By Larry Schweikart
It’s all too common to hear the results of the election, two weeks ago, referred to as an “earthquake” or a “tsunami.” In reality, it may prove to be only a ripple of the coming sea change in American politics that the ruling classes appear impervious to. American history shows that the people of this great land will suffer indignities and even outright evil in their midst for a long time before they act—was this not what Thomas Jefferson said in the Declaration? But at some point, they demand injustice be addressed, whether it was slavery in the 1800s, or the inferior position of women in the 1900s. Today’s elephant in the room, just as the elephant in the room in the 1800s was slavery, cannot and will not be ignored, and any political two-steps, cha-chas, or tangos that seek to avoid dealing with it will experience the same electoral results that we saw last week.
And the elephant in the room? Debt. For the first time in my many years as a historical political analyst, I sense that the American people are not just uncomfortable with the federal debt and the sorry state of government finances in general—federal, state, and local—but that they are terrified and angry at the same time. And well they should be. Estimates of unfunded obligations (Social Security, Medicare, and so on) can be whatever a statistician wants to make them, but there is general agreement that they amount to over $60 trillion, and combined with the current “acknowledged” U.S. debt, may be as high as $90 trillion. Such numbers are simply unfathomable to most Americans. But while they don’t “get” the dollar figures, they do “get” that unless this is turned around, and quickly, in 30 years today’s kids will have a lifestyle akin to a modern-day Peruvian or an 18th century Frenchman. Believe me, you do not want that standard of living in either case.
Historically, gold and other commodities has been the canary in the coal mine. When gold begins to spike, watch out, because inflation is on its way. Gold went over $1400 an ounce today, and more ominous, the president of the World Bank suggested maybe it is time that the world return to a gold standard. Why is this ominous? Because it means that even he has admitted that the developed nations cannot control their own finances, and that an outside arbiter—gold—be used to do so. Unfortunately, the gold standard is only as good as those who are willing to make it just that, a standard. In the 1920s, gold flowed out of England and European countries and into the United States. The U.S., in turn, was to allow prices to rise and to print an equivalent ratio of paper money so that American products would soon be more expensive than British or Dutch products, and therefore those economies would recover. We would experience a slight rise in unemployment, their unemployment would fall.

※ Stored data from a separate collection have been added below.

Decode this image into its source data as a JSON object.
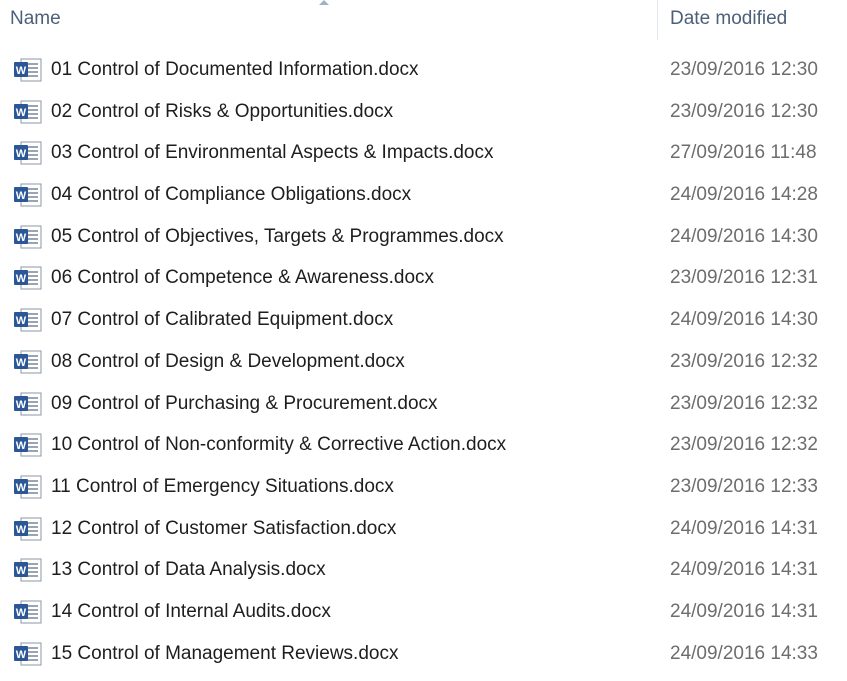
{
  "columns": {
    "name": "Name",
    "date_modified": "Date modified"
  },
  "files": [
    {
      "name": "01 Control of Documented Information.docx",
      "date": "23/09/2016 12:30",
      "icon": "word-document-icon"
    },
    {
      "name": "02 Control of Risks & Opportunities.docx",
      "date": "23/09/2016 12:30",
      "icon": "word-document-icon"
    },
    {
      "name": "03 Control of Environmental Aspects & Impacts.docx",
      "date": "27/09/2016 11:48",
      "icon": "word-document-icon"
    },
    {
      "name": "04 Control of Compliance Obligations.docx",
      "date": "24/09/2016 14:28",
      "icon": "word-document-icon"
    },
    {
      "name": "05 Control of Objectives, Targets & Programmes.docx",
      "date": "24/09/2016 14:30",
      "icon": "word-document-icon"
    },
    {
      "name": "06 Control of Competence & Awareness.docx",
      "date": "23/09/2016 12:31",
      "icon": "word-document-icon"
    },
    {
      "name": "07 Control of Calibrated Equipment.docx",
      "date": "24/09/2016 14:30",
      "icon": "word-document-icon"
    },
    {
      "name": "08 Control of Design & Development.docx",
      "date": "23/09/2016 12:32",
      "icon": "word-document-icon"
    },
    {
      "name": "09 Control of Purchasing & Procurement.docx",
      "date": "23/09/2016 12:32",
      "icon": "word-document-icon"
    },
    {
      "name": "10 Control of Non-conformity & Corrective Action.docx",
      "date": "23/09/2016 12:32",
      "icon": "word-document-icon"
    },
    {
      "name": "11 Control of Emergency Situations.docx",
      "date": "23/09/2016 12:33",
      "icon": "word-document-icon"
    },
    {
      "name": "12 Control of Customer Satisfaction.docx",
      "date": "24/09/2016 14:31",
      "icon": "word-document-icon"
    },
    {
      "name": "13 Control of Data Analysis.docx",
      "date": "24/09/2016 14:31",
      "icon": "word-document-icon"
    },
    {
      "name": "14 Control of Internal Audits.docx",
      "date": "24/09/2016 14:31",
      "icon": "word-document-icon"
    },
    {
      "name": "15 Control of Management Reviews.docx",
      "date": "24/09/2016 14:33",
      "icon": "word-document-icon"
    }
  ],
  "colors": {
    "header_text": "#4c607a",
    "name_text": "#1e1e1e",
    "date_text": "#6d6d6d",
    "word_blue": "#2b5797"
  }
}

As Milton Friedman has shown in his classic work, A Monetary History of the United States, the Federal Reserve sat on the gold. Meanwhile, other nations—one at a time—jumped off the gold standard. Imagine a large cement block in which 20 people are holding it up: everyone is safe as long as everyone stands his ground, but if one, then another, start running, the last one under the block is, to quote Mr. Miagi from “Karate Kid,” “squished like grape.” And so was the U.S. in the late 1920s: gold flowed out, and the Great Depression set in. The point is not that a gold standard (or a platinum standard, or any other standard) is good or bad: the point is that any standard is only good if governments are honest and accountable. The comments of the World Bank president suggest that he thinks no government in the world is either honest or accountable. One thing is for certain. Last week, Americans demanded, if not an honest government, at least one that was accountable. They screamed “STOP.” We’ll see who is listening.